Charte de l'islam en France, leurre ou réalité par Francis MORITZ

 

CHARTE DE L’ISLAM EN FRANCE, LEURRE OU RÉALITÉ


Par Francis MORITZ

          

Les représentants de 5 des 9 fédérations qui approuvent la charte
          
      Depuis des mois, sinon depuis des années, les autorités cherchent à organiser l’islam à l’image du Consistoire israélite. La tâche est rude ; le président Sarkozy avait ouvert la voie en 2012 avec le résultat que l’on sait. Le troisième ministre de l’intérieur et des cultes de ce gouvernement s’y essaye à son tour. Tout semblait avoir réussit, lorsque le président de la république déclarait urbi et orbi à propos de la signature de cette charte par cinq des fédérations sur les neuf constituant le CFCM : «un engagement net et précis en faveur de la République».



L’imam, Cheikh Djelloul Bouzidi (à gauche) et le recteur de la Mosquée de Paris,

Le CFCM est constitué d’un grand nombre de fédérations sinon même de sous fédérations, d’associations cultuelles. Chacune d’elles avait remis au président du CFCM sa contribution, chargé d’en réaliser la synthèse, de la faire accepter par ses confédérés et ensuite de la présenter au ministre de l’intérieur et des cultes, avec l’assentiment du président. Le résultat final est à l’image du paradoxe bien connu du verre à moitié vide ou du verre à moitié plein. Pour certains, qui s’en félicitent, c’est mission accomplie, car les autorités se refusent à afficher ni échec ni semi-réussite. Pour d’autres qui ne les félicitent pas, c’est condition nécessaire mais pas suffisante pour être véritablement l’outil qui permettra d’établir sereinement la coexistence et l’intégration pleine et entière de la communauté musulmane au sein de la République dans le total respect de ses lois et institutions.

Cette séquence et les conditions qui ont prévalu à l’accouchement douloureux de cette charte que toutes les fédérations n’acceptent pas, révèlent une fracture majeure entre les groupes au sein de cette communauté qui représente de l’ordre de 15% de la population d’une part, de l’autre l’impuissance du CFCM de légitimer son rôle.

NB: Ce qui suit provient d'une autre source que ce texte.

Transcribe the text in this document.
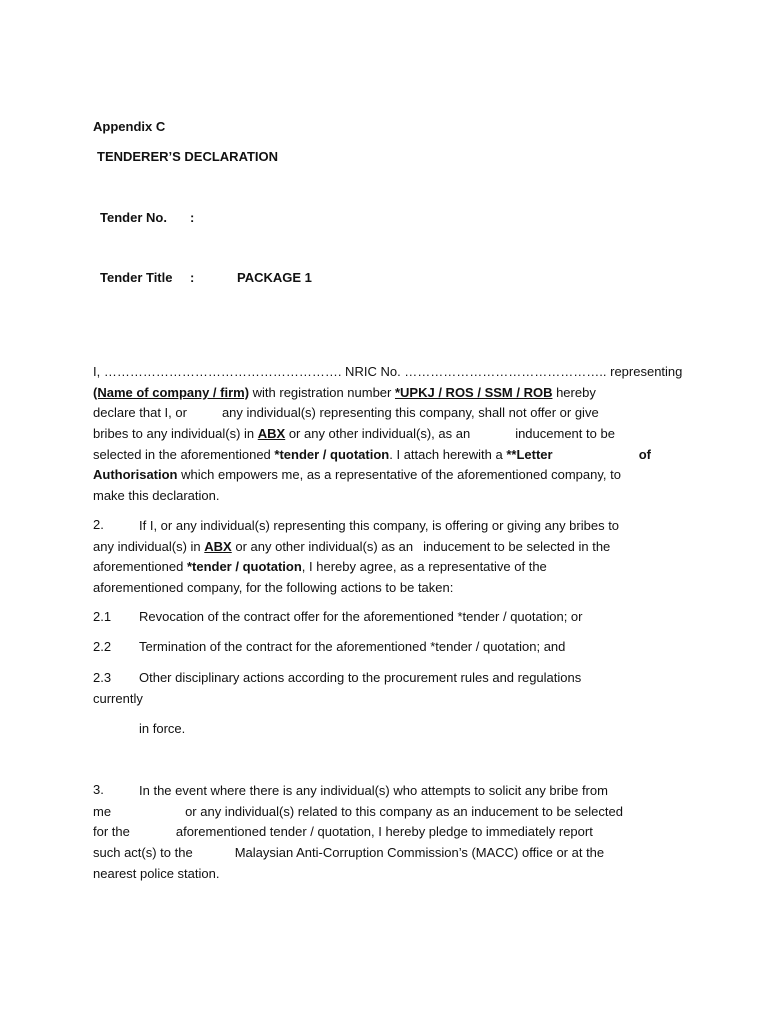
Appendix C
TENDERER’S DECLARATION
Tender No. :
Tender Title :	PACKAGE 1
I, ………………………………………………. NRIC No. ……………………………………….. representing
(Name of company / firm) with registration number *UPKJ / ROS / SSM / ROB hereby
declare that I, or	any individual(s) representing this company, shall not offer or give
bribes to any individual(s) in ABX or any other individual(s), as an	inducement to be
selected in the aforementioned *tender / quotation. I attach herewith a **Letter	of
Authorisation which empowers me, as a representative of the aforementioned company, to
make this declaration.
2.	If I, or any individual(s) representing this company, is offering or giving any bribes to
any individual(s) in ABX or any other individual(s) as an inducement to be selected in the
aforementioned *tender / quotation, I hereby agree, as a representative of the
aforementioned company, for the following actions to be taken:
2.1 Revocation of the contract offer for the aforementioned *tender / quotation; or
2.2 Termination of the contract for the aforementioned *tender / quotation; and
2.3 Other disciplinary actions according to the procurement rules and regulations
currently
in force.
3.	In the event where there is any individual(s) who attempts to solicit any bribe from
me	or any individual(s) related to this company as an inducement to be selected
for the	aforementioned tender / quotation, I hereby pledge to immediately report
such act(s) to the	Malaysian Anti-Corruption Commission’s (MACC) office or at the
nearest police station.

Enfin, cela ne lui permet pas d’imposer l’adoption pleine et entière d’un texte qui constitue, certes une avancée, entre rien avant et un peu plus après, au point de vue des principes, mais qui finalement est au rabais quoi qu’on en dise. C’est un gros caillou dans la chaussure. Il souligne enfin l’incapacité des autorités d’imposer ce que tous les citoyens respectent déjà en France, la loi et les institutions.

Il est inquiétant que le troisième ministre des cultes du quinquennat, doive se plier à une négociation avec les représentants d’une partie de la population pour qu’elle accepte de respecter le cadre républicain. Ce qui révèle un mal profond au sein de l’institution qui ne peut pas exercer son autorité à l’heure où on s’apprête à voter une loi sur le «séparatisme». Le sixième article de la charte pose problème à certaines fédérations : il demande aux signataires de ne pas faire la promotion de l’islam politique, de ne pas diffuser de discours nationalistes en défense des régimes étrangers, et de financer de plus en plus les lieux de culte sans recours aux fonds étrangers.

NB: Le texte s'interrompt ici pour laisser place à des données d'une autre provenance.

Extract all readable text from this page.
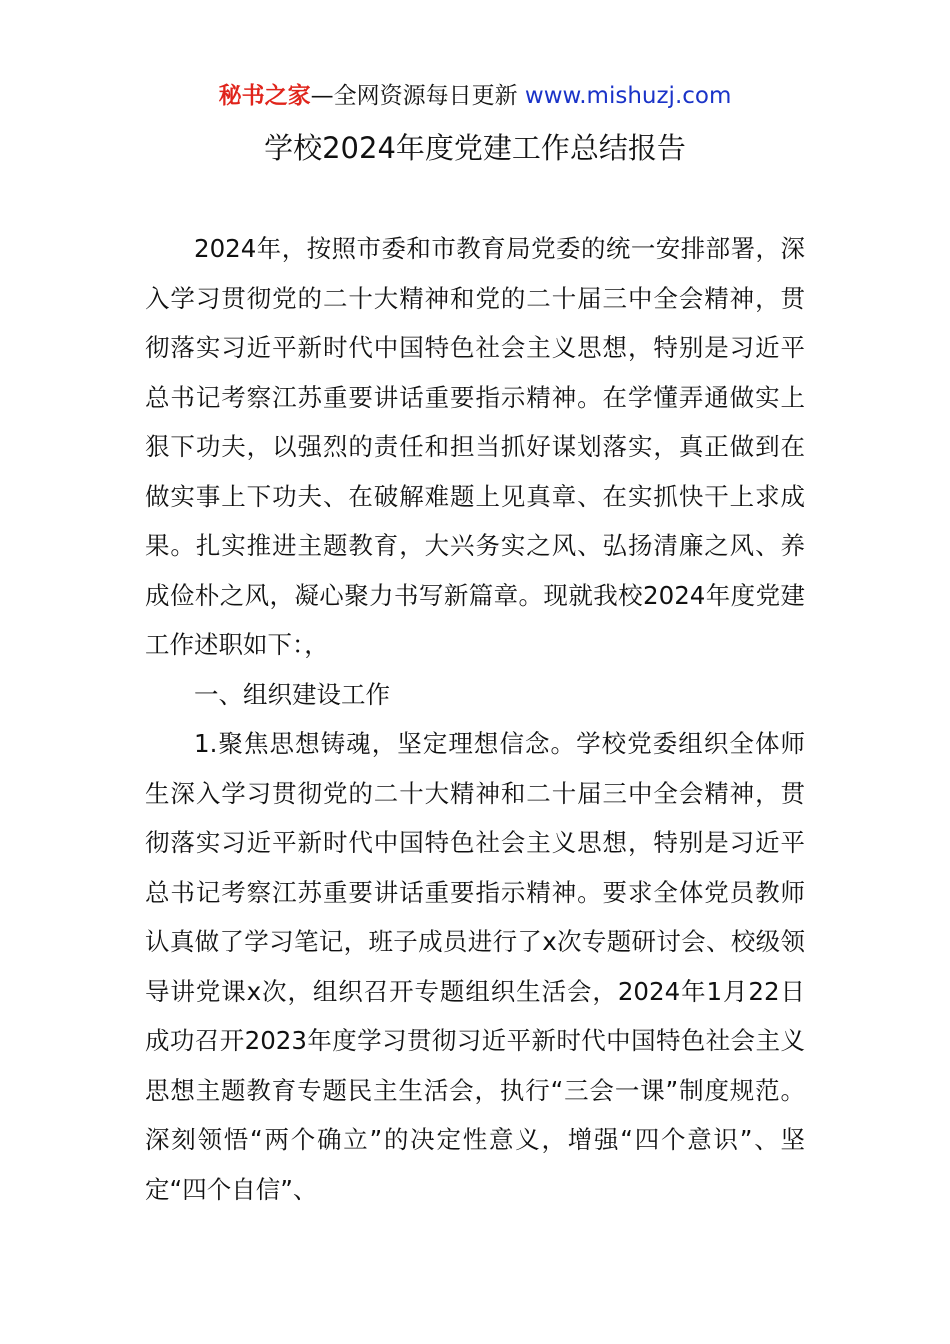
秘书之家—全网资源每日更新 www.mishuzj.com
学校2024年度党建工作总结报告

2024年，按照市委和市教育局党委的统一安排部署，深入学习贯彻党的二十大精神和党的二十届三中全会精神，贯彻落实习近平新时代中国特色社会主义思想，特别是习近平总书记考察江苏重要讲话重要指示精神。在学懂弄通做实上狠下功夫，以强烈的责任和担当抓好谋划落实，真正做到在做实事上下功夫、在破解难题上见真章、在实抓快干上求成果。扎实推进主题教育，大兴务实之风、弘扬清廉之风、养成俭朴之风，凝心聚力书写新篇章。现就我校2024年度党建工作述职如下：，

一、组织建设工作

1.聚焦思想铸魂，坚定理想信念。学校党委组织全体师生深入学习贯彻党的二十大精神和二十届三中全会精神，贯彻落实习近平新时代中国特色社会主义思想，特别是习近平总书记考察江苏重要讲话重要指示精神。要求全体党员教师认真做了学习笔记，班子成员进行了x次专题研讨会、校级领导讲党课x次，组织召开专题组织生活会，2024年1月22日成功召开2023年度学习贯彻习近平新时代中国特色社会主义思想主题教育专题民主生活会，执行“三会一课”制度规范。深刻领悟“两个确立”的决定性意义，增强“四个意识”、坚定“四个自信”、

Université d’Osnabrück, formation des iman en langue allemande

Le CCMTF est une association musulmane française, mais elle dépend du ministère turc des affaires religieuses (ou Diyanet). Elle soutient la politique nationaliste et musulmane conservatrice du président Erdogan dont on connaît les appréciations sur le président de la République et consacre une très grande partie de ses activités à l’éducation et à la politique. Une partie de ses membres sont des citoyens français, alors que le gouvernement turc emploie et paie les salaires de ses imams et finance les locaux. Si ce n’est pas une ingérence étrangère, quel nom lui donner ?

Foi et pratique, l’une des trois qui refuse la charte, est issue du mouvement islamique du Tabligh. La charte la désigne explicitement comme un courant de l’islam politique. Les deux autres fédérations, turques, revendiquent aussi un islam politique, qu’elles assument. Elles veulent faire de la politique et rejette le principe de ne pas pouvoir recevoir des financements étrangers, partie intégrante de leur identité. Assani Fassassi, le secrétaire général de la Fédération française des associations islamiques d'Afrique, des Comores et des Antilles (FAIACCA), tweetait «le Coran est limpide, il y est écrit : nulle contrainte en religion».  C’est une réponse de rejet qui dit le fond, en peu de mots.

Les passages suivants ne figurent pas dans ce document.